4/20/2018 09:30 AM - 03:30 PM Fri


This event has ended and is no longer available for new enrollments.

Getting Ready for 2018: A GED® Test Mini Conference with GED Testing Service®

The will be held on Friday, April 20, 2018
From 09:30 AM until 03:30 PM

(View complete list of dates)

Located in : Municipal Services Building, 16th Floor, Room X
Instructor: Daphne Atkinson


 Focusing on Data Literacy

It is never too early in an adult learner’s journey to begin working on data literacy skills—the ability to extract information from infographics, charts, tables, graphs and various kinds of data plots and to draw conclusions, make inferences, and determine solutions.  This workshop will introduce data literacy basics and how these skills are a critical stepping stone for all adult learners.


Teaching Inference Across the Content Areas

Whether reading non-fiction text or interpreting graphics, students need to be able to make inferences. Drawing conclusions and making inferences remain two of the most challenging reading skills for students. This session will provide teachers with an approach to teaching inference:  scaffolding. Teachers will work with differentiated strategies for teaching inference in multi-level classrooms. Join fellow teachers as they explore “reading between the lines.”


"Knowing" What The Next Step Is:  Developing Sequencing Skills

Sequencing is one of the thinking skills that is assessed across the content areas.  It requires that students engage in logical reasoning, be proficient close readers, and ultimately, be able to understand cause and effect.  Although it may feel different to students in the various content areas, it is all related to the same higher order thinking skill.  We will explore teaching and practicing sequencing from the simple and concrete to the complex and abstract.  

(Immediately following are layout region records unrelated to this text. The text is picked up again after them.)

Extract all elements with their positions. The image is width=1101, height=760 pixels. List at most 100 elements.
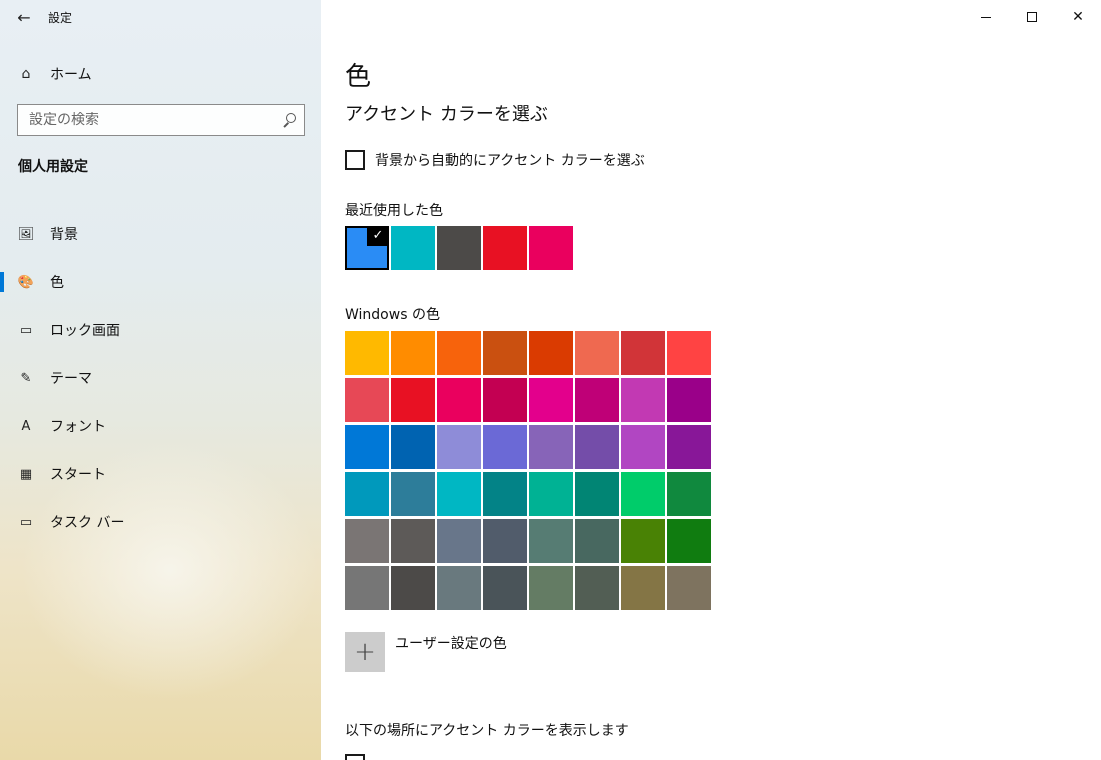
back-button[interactable]: ← [0, 0, 48, 34]
windows-color-swatch[interactable] [483, 331, 527, 375]
windows-color-swatch[interactable] [483, 566, 527, 610]
back-arrow-icon: ← [17, 7, 31, 27]
close-icon: ✕ [1072, 9, 1084, 25]
sidebar-item[interactable]: ▭ タスク バー [0, 498, 321, 546]
page-title: 色 [345, 62, 372, 92]
windows-color-swatch[interactable] [621, 378, 665, 422]
sidebar-item[interactable]: ▭ ロック画面 [0, 306, 321, 354]
sidebar-item-icon: A [21, 418, 31, 434]
windows-color-swatch[interactable] [345, 519, 389, 563]
custom-color-label: ユーザー設定の色 [395, 636, 507, 652]
windows-color-grid [345, 331, 711, 610]
sidebar-item-icon: ▭ [19, 514, 33, 530]
windows-color-swatch[interactable] [529, 378, 573, 422]
windows-color-swatch[interactable] [621, 566, 665, 610]
recent-color-swatch[interactable]: ✓ [345, 226, 389, 270]
app-title: 設定 [48, 10, 73, 25]
windows-color-swatch[interactable] [391, 472, 435, 516]
windows-color-swatch[interactable] [391, 378, 435, 422]
checkbox-box[interactable] [345, 150, 365, 170]
sidebar-item[interactable]: 🖼 背景 [0, 210, 321, 258]
windows-color-swatch[interactable] [345, 331, 389, 375]
custom-color-button[interactable]: + ユーザー設定の色 [345, 632, 507, 672]
windows-color-swatch[interactable] [345, 566, 389, 610]
title-bar-left: ← 設定 [0, 0, 321, 34]
windows-color-swatch[interactable] [529, 425, 573, 469]
recent-color-swatch[interactable] [391, 226, 435, 270]
windows-color-swatch[interactable] [529, 566, 573, 610]
windows-color-swatch[interactable] [437, 472, 481, 516]
search-icon[interactable] [282, 113, 296, 127]
windows-color-swatch[interactable] [667, 378, 711, 422]
sidebar-item-label: 背景 [50, 227, 78, 243]
windows-color-swatch[interactable] [667, 472, 711, 516]
sidebar-item[interactable]: A フォント [0, 402, 321, 450]
windows-color-swatch[interactable] [483, 425, 527, 469]
sidebar-item-icon: 🎨 [17, 274, 35, 290]
section-title: 個人用設定 [18, 159, 88, 175]
windows-color-swatch[interactable] [667, 425, 711, 469]
windows-color-swatch[interactable] [621, 519, 665, 563]
windows-color-swatch[interactable] [575, 472, 619, 516]
show-accent-label: 以下の場所にアクセント カラーを表示します [345, 723, 629, 739]
windows-color-swatch[interactable] [345, 472, 389, 516]
recent-color-swatch[interactable] [483, 226, 527, 270]
sidebar-item-label: 色 [50, 275, 64, 291]
minimize-button[interactable] [963, 0, 1009, 34]
search-input[interactable] [29, 112, 269, 128]
sidebar-item[interactable]: ▦ スタート [0, 450, 321, 498]
windows-color-swatch[interactable] [575, 331, 619, 375]
sidebar-item-label: テーマ [50, 371, 92, 387]
windows-color-swatch[interactable] [437, 425, 481, 469]
home-icon: ⌂ [21, 66, 31, 82]
windows-color-swatch[interactable] [621, 472, 665, 516]
recent-color-swatch[interactable] [529, 226, 573, 270]
windows-color-swatch[interactable] [667, 519, 711, 563]
maximize-icon [1027, 12, 1037, 22]
windows-color-swatch[interactable] [575, 425, 619, 469]
sidebar-item-label: ロック画面 [50, 323, 120, 339]
window-controls: ✕ [963, 0, 1101, 34]
windows-color-swatch[interactable] [483, 472, 527, 516]
windows-color-swatch[interactable] [667, 331, 711, 375]
nav-list: 🖼 背景 🎨 色 ▭ ロック画面 ✎ テーマ A フォント ▦ スタート ▭ タスク バー [0, 210, 321, 546]
windows-color-swatch[interactable] [391, 519, 435, 563]
nav-home[interactable]: ⌂ ホーム [0, 58, 321, 90]
windows-color-swatch[interactable] [529, 472, 573, 516]
sidebar: ← 設定 ⌂ ホーム 個人用設定 🖼背景🎨色▭ロック画面✎テーマAフォント▦スタ… [0, 0, 321, 760]
recent-color-swatch[interactable] [437, 226, 481, 270]
windows-color-swatch[interactable] [575, 378, 619, 422]
windows-color-swatch[interactable] [437, 331, 481, 375]
windows-color-swatch[interactable] [575, 519, 619, 563]
sidebar-item[interactable]: 🎨 色 [0, 258, 321, 306]
windows-color-swatch[interactable] [345, 425, 389, 469]
windows-color-swatch[interactable] [483, 378, 527, 422]
sidebar-item[interactable]: ✎ テーマ [0, 354, 321, 402]
maximize-button[interactable] [1009, 0, 1055, 34]
close-button[interactable]: ✕ [1055, 0, 1101, 34]
nav-home-label: ホーム [50, 67, 92, 83]
windows-color-swatch[interactable] [345, 378, 389, 422]
recent-colors-label: 最近使用した色 [345, 203, 443, 219]
windows-colors-label: Windows の色 [345, 307, 440, 323]
search-box[interactable] [17, 104, 305, 136]
start-taskbar-checkbox[interactable] [345, 754, 365, 760]
sidebar-item-icon: 🖼 [17, 226, 35, 242]
windows-color-swatch[interactable] [621, 425, 665, 469]
accent-subtitle: アクセント カラーを選ぶ [345, 104, 548, 125]
auto-accent-checkbox[interactable]: 背景から自動的にアクセント カラーを選ぶ [345, 150, 645, 170]
windows-color-swatch[interactable] [483, 519, 527, 563]
windows-color-swatch[interactable] [437, 378, 481, 422]
windows-color-swatch[interactable] [437, 566, 481, 610]
windows-color-swatch[interactable] [391, 425, 435, 469]
windows-color-swatch[interactable] [391, 331, 435, 375]
windows-color-swatch[interactable] [667, 566, 711, 610]
windows-color-swatch[interactable] [529, 519, 573, 563]
recent-colors-row: ✓ [345, 226, 575, 270]
windows-color-swatch[interactable] [621, 331, 665, 375]
windows-color-swatch[interactable] [575, 566, 619, 610]
windows-color-swatch[interactable] [437, 519, 481, 563]
windows-color-swatch[interactable] [529, 331, 573, 375]
windows-color-swatch[interactable] [391, 566, 435, 610]
main-content: ✕ 色 アクセント カラーを選ぶ 背景から自動的にアクセント カラーを選ぶ 最近… [321, 0, 1101, 760]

Making Thinking Processes Visible: A Key Teaching Strategy Across the Content Areas

We often assume that our students see (and think about) the world as we do--and that includes learning that occurs in the classroom.  One of the best ways to teach higher order thinking skills is to model them; in other words, invite your students to "see" and emulate your thinking processes. The goal is to provide enough practice for them to internalize good thinking skills. This mini-module will focus on higher order thinking skills and how content focuses and extends skill development.  There will also be an opportunity to practice "making thinking processes visible."